The Los Angeles City Council has amended its Responsible Banking Ordinance to crack down on banks with predatory lending practices, according to a release from the advocacy group Committee for Better Banks.
If signed into law by Mayor Eric Garcetti, the first-in-the-nation rules would require banks that do business with the city to disclose its sales goals and other potentially predatory behaviors.
The move would likely “freeze out” Wells Fargo, the Los Angeles Times reported in December. Wells Fargo is the primary bank for the city, and held an average daily balance of $94.5 million for the city during the last fiscal year, the Times said. Wells Fargo admitted it had opened 3.5 million customer accounts without permission between 2011 and 2016, and was ordered to pay $185 million in fines and penalties, including $50 million to the city of Los Angeles, MyNewsLA said.
“Together this council must take a stand against corporate greed, unfair business practices and a pervasive atmosphere that has poisoned the trust of Angelenos as well as millions of Americans across this great country,” City Councilman Mitch O’Farrell said at the time.
The amendments also would require banks doing business with the city to disclose their Community Reinvestment Act score, a federal metric that tracks how well banks are doing meeting the credit needs of the communities where it does business. It would also require banks to notify the city of any pending enforcement actions against it, and certify that whistleblower protection policies are in place.
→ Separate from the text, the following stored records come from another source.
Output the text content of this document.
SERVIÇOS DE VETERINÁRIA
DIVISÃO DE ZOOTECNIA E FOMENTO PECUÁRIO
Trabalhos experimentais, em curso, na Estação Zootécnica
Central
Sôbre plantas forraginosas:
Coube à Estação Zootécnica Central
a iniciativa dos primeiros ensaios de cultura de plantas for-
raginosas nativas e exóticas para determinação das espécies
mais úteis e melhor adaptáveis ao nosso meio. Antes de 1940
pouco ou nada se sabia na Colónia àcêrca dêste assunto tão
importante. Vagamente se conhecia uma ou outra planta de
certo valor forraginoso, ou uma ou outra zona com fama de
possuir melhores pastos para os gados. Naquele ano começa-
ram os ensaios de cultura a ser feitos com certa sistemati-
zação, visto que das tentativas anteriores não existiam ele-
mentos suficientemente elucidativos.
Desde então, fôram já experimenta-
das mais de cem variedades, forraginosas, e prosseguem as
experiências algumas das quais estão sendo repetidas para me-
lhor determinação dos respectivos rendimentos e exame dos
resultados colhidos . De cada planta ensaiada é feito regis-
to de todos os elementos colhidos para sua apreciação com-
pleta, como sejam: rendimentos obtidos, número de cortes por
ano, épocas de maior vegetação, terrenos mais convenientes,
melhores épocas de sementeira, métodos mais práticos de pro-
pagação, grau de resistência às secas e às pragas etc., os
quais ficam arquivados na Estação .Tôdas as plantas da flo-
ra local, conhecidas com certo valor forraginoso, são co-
“This rule sends a clear message that we will not stand for business as usual when it comes to predatory bank practices that target our most vulnerable families,” said Councilwoman Nury Martinez, who supported the rule, in a statement. “If banks want to do business with Los Angeles, they will have to prove that they are ethical, responsible, and committed to respecting our residents.”
Councilman Paul Koretz, who co-sponsored the motion, told MyNewsLA that the ordinance was a start. “While I’m still a bit disappointed that we haven’t been able to draw a brighter red line between the good actors and the bad actors for the purpose of this city’s banking business, I think… these amendments provide us with tools that are likely to weed out the industry’s worst offenders,” he told the site. He had originally sought to ban banks that had sales goals, but city staff said the rule would be too difficult to enforce and could eliminate all potential bidders.
Rachel Kaufman is a journalist covering transportation, sustainability, science and tech. Her writing has appeared in Inc., National Geographic News, Scientific American and more.